Foreclosure Law in Indiana
In Marion, Indiana, foreclosure is a process through which a lender that issued a mortgage loan retakes possession of the property that was bought with the mortgage in the event that the borrower has defaulted on his or her payments.
A foreclosure typically involves a forced sale of the house at auction, so the bank can recover at least some of the loss it has incurred as a result of the default. Banks typically want to rid themselves of the property as soon as possible, collect as much money as they can from the sale, and then move on.
In all states in the U.S., including Indiana, borrowers have the option of foreclosure by judicial sale. This permits a court to oversee the sale of the property by the bank. The purpose of this is to get the house to sell for the highest price possible. While this might seem like something that would only benefit the bank, it is also a great benefit to the borrower, since it increases the likelihood that the sale will encompass the full balance of the mortgage, preventing them from having to pay it.

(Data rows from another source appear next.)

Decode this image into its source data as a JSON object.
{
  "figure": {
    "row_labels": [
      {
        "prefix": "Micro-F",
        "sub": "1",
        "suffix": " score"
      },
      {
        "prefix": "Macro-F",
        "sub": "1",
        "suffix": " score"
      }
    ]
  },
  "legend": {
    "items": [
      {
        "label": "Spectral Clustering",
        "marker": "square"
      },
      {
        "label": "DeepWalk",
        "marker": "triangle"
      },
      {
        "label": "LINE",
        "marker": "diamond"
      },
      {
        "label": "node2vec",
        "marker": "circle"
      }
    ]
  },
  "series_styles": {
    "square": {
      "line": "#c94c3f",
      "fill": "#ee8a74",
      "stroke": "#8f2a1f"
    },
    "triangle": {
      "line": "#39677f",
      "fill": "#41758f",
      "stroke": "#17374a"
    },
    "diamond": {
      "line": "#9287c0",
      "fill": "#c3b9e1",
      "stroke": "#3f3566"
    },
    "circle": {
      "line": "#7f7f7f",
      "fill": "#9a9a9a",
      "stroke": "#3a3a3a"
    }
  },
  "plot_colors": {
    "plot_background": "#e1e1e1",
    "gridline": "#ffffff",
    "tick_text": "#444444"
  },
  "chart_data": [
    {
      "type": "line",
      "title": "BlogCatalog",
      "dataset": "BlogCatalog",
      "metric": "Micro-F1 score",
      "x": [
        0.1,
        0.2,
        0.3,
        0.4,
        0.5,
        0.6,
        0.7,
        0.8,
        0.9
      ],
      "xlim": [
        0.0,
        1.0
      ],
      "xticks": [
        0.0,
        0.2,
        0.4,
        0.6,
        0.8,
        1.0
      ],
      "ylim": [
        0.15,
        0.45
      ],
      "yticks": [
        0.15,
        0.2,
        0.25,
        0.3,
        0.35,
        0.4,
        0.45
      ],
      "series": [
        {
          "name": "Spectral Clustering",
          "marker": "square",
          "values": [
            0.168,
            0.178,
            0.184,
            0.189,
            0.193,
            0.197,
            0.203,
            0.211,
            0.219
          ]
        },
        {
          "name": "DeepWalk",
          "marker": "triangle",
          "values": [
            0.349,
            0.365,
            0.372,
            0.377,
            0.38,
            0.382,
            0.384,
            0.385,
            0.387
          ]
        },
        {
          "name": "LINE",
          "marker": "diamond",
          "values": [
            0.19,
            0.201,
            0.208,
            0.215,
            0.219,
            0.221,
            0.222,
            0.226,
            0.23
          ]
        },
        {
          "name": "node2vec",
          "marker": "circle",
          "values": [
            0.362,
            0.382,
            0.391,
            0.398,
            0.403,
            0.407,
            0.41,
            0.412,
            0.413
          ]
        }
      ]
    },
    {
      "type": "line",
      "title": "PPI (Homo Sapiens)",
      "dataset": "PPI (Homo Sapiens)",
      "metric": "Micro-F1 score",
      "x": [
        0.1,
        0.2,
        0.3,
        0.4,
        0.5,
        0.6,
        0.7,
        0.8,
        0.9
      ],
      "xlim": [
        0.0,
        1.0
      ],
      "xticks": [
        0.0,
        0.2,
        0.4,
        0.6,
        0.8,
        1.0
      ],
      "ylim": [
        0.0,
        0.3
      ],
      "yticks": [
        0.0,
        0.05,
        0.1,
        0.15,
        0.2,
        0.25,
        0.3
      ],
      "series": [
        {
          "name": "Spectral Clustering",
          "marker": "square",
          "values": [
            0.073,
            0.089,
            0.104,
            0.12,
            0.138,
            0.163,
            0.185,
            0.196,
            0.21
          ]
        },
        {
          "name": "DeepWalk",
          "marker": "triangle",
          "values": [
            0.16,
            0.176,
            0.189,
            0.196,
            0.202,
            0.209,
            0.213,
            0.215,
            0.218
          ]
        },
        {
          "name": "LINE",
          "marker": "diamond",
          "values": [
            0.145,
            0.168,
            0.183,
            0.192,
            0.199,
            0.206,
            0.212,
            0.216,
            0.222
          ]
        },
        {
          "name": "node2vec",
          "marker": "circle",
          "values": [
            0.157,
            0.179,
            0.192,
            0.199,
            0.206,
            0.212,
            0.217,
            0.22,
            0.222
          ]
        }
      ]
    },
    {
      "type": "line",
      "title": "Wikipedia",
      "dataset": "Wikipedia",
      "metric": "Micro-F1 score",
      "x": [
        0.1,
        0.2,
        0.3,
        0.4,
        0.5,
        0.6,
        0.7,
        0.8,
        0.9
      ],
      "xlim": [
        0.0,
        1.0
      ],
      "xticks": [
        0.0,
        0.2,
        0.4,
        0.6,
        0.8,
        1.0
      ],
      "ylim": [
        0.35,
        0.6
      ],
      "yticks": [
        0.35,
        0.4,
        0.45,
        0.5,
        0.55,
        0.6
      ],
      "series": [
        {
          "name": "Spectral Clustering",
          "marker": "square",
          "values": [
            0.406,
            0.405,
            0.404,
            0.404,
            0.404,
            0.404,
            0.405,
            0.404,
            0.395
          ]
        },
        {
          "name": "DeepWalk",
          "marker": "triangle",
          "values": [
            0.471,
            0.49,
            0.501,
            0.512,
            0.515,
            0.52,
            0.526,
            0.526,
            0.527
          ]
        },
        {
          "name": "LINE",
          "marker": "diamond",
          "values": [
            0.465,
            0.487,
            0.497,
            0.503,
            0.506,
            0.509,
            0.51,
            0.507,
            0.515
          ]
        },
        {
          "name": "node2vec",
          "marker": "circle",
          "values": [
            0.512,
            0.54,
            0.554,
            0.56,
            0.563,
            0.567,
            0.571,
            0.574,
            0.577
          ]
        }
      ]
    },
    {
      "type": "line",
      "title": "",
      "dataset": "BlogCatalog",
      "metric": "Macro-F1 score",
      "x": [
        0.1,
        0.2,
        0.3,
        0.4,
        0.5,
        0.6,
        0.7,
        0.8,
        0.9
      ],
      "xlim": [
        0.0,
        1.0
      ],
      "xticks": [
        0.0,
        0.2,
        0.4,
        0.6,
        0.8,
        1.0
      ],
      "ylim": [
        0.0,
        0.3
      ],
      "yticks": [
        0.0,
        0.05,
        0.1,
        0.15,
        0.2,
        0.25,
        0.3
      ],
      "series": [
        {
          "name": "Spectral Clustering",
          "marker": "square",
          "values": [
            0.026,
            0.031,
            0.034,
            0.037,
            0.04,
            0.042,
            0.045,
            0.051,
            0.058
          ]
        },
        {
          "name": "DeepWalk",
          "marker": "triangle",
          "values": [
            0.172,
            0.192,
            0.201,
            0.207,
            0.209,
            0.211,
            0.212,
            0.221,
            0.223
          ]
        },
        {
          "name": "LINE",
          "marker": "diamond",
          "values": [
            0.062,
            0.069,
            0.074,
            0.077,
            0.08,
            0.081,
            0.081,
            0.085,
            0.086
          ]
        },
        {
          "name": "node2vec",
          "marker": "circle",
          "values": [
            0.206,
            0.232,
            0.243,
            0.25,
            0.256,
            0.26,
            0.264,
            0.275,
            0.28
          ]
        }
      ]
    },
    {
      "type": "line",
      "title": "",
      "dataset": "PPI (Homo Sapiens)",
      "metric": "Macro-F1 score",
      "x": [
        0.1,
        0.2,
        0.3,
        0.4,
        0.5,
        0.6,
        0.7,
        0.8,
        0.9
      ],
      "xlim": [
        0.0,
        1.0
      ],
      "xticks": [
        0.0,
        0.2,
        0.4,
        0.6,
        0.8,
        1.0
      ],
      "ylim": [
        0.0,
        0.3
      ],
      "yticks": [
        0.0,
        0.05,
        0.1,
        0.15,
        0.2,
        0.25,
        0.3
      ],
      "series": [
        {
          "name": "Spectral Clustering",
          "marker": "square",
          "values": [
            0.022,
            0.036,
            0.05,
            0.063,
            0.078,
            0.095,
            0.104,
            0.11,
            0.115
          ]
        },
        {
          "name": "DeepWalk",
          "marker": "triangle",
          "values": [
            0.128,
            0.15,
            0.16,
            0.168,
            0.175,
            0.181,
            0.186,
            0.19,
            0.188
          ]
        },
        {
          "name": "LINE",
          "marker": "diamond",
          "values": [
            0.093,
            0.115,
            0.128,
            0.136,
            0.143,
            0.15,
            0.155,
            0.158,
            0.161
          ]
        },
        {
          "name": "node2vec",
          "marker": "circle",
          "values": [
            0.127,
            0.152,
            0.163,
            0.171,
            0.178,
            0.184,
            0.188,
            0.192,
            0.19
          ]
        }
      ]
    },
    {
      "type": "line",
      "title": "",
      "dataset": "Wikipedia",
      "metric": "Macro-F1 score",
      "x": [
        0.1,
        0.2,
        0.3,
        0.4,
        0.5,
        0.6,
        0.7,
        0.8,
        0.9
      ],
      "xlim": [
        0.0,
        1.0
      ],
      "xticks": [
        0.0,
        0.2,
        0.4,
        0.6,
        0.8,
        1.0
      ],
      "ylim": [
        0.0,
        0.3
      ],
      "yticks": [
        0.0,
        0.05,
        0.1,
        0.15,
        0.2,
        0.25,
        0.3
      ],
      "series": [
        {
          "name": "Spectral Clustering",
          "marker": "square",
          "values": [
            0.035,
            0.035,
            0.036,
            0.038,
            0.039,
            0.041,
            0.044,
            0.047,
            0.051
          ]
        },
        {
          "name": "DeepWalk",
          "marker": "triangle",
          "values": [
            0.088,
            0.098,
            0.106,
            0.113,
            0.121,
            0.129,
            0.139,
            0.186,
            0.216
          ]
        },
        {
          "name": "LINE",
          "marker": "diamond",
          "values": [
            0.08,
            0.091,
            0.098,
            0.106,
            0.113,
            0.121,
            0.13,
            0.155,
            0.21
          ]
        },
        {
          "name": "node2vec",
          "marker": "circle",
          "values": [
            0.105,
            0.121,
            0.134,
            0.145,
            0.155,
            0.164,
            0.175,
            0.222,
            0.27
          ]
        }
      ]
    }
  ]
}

In some states, original mortgages are identified as "non-recourse" loans, making the above problem a non-issue. This essentially means that once the mortgaged property is sold by the lender, the debt is discharged, even if the sale nets less than the remaining balance on the mortgage. The borrower will simply have to write this off as a loss. However, this usually does not apply to refinanced or second mortgages.
How to Possibly Avoid Foreclosure in Marion, Indiana
To prevent foreclosure, communicating with your lender is key. Let's face it - if you're in a case where foreclosure looks like a possibility, your life is not going to be easy for some time. While it's challenging to step up and acknowledge unpleasant facts, doing so will make your life much easier in the long run. If your lender is aware of your situation, it's far more likely that you'll be able to work something out with them.
Bear in mind that banks aren't in the business of real estate speculation - they're in the business of lending money, and making profits through interest on their loans. In short, the bank doesn't really want your house - they'd much rather have you continue making your mortgage payments. For banks, foreclosing on a home is a last resort. Essentially, nobody likes foreclosures, and everyone wants to prevent them.
If you experience a sudden change in your financial situation, your lender, in an effort to keep you from defaulting, might be willing to accept lower monthly payments, at least temporarily.
As a last resort, you might consider a "short sale," which results in loss of the home, but it typically leads to a great deal of the debt on the mortgage being forgiven. Typically, a short sale in Indiana involves selling the house for whatever price it can fetch. The proceeds from the sale go to the lender, and if it sells for less than what's left on the mortgage, the balance of the debt is forgiven.
Can a Marion, Indiana real estate attorney help?
In Marion, Indiana, dealing with a possible foreclosure is never easy. However, the assistance of a reliable real estate lawyer can make the whole process much more bearable, and possibly delay or even prevent the foreclosure altogether.